Allgemeine Stallpflicht wegen Vogelgrippe

Bei einem Hobbyzüchter für Ziervögel in Lebbeke in der Provinz Ostflandern ist am Mittwoch Vogelgrippe festgestellt worden, wie die belgische Bundesagentur für Lebensmittelsicherheit, FAVV, dazu meldet. Das bedeutet, dass die präventive Stallpflicht für professionelle Geflügelzüchter wegen Vogelgrippe jetzt auch auf private und hobbymäßige Züchter im ganzen Land ausgeweitet wird.

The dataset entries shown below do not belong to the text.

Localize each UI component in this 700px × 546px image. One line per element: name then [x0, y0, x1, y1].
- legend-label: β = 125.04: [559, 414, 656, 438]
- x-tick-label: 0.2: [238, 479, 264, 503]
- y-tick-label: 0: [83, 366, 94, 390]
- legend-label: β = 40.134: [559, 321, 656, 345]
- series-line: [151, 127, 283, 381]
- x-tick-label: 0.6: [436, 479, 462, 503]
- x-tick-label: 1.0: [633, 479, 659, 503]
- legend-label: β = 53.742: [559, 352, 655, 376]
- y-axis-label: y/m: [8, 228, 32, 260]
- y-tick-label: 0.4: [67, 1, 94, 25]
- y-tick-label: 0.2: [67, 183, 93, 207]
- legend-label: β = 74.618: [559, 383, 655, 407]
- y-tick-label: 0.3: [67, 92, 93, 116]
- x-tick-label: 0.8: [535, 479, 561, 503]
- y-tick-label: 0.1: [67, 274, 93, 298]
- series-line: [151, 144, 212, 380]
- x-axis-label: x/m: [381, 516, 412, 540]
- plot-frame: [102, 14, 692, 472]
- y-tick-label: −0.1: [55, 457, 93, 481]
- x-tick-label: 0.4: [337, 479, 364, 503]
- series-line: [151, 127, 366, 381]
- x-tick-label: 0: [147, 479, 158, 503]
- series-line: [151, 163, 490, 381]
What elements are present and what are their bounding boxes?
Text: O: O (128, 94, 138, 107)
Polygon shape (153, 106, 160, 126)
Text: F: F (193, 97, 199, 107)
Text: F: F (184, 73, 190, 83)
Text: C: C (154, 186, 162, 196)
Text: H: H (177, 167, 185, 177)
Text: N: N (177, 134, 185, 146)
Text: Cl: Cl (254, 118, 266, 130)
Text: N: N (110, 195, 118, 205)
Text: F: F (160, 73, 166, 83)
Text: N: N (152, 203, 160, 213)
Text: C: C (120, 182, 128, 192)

Rund um Lebbeke herum wurde eine Sperrzone mit Stallpflicht eingerichtet, nach dem dort ein Fall von Vogelgrippe bekannt wurde. Nach der Meldung zu diesem Fall bei einem privaten Züchter von Ziervögeln wurde diese Stallpflicht jetzt landesweit ausgeweitet.

Das bedeutet, dass in einem Umkreis von 3 km um die betroffene Gemeinde herum Stallpflicht oder zumindest Abschirmung durch Netze für alle Arten Federvieh gilt: Hühner, Enten und andere Laufvögel und auch Ziervögel. Die Lebensmittelbehörde FAVV will damit jeden Kontakt zu Wildvögeln absolut vermeiden. Innerhalb von 48 Stunden müssen alle Halter von Federvieh in diesem Bereich dem Bürgermeister von Lebbeke ihren Vogelbestand melden.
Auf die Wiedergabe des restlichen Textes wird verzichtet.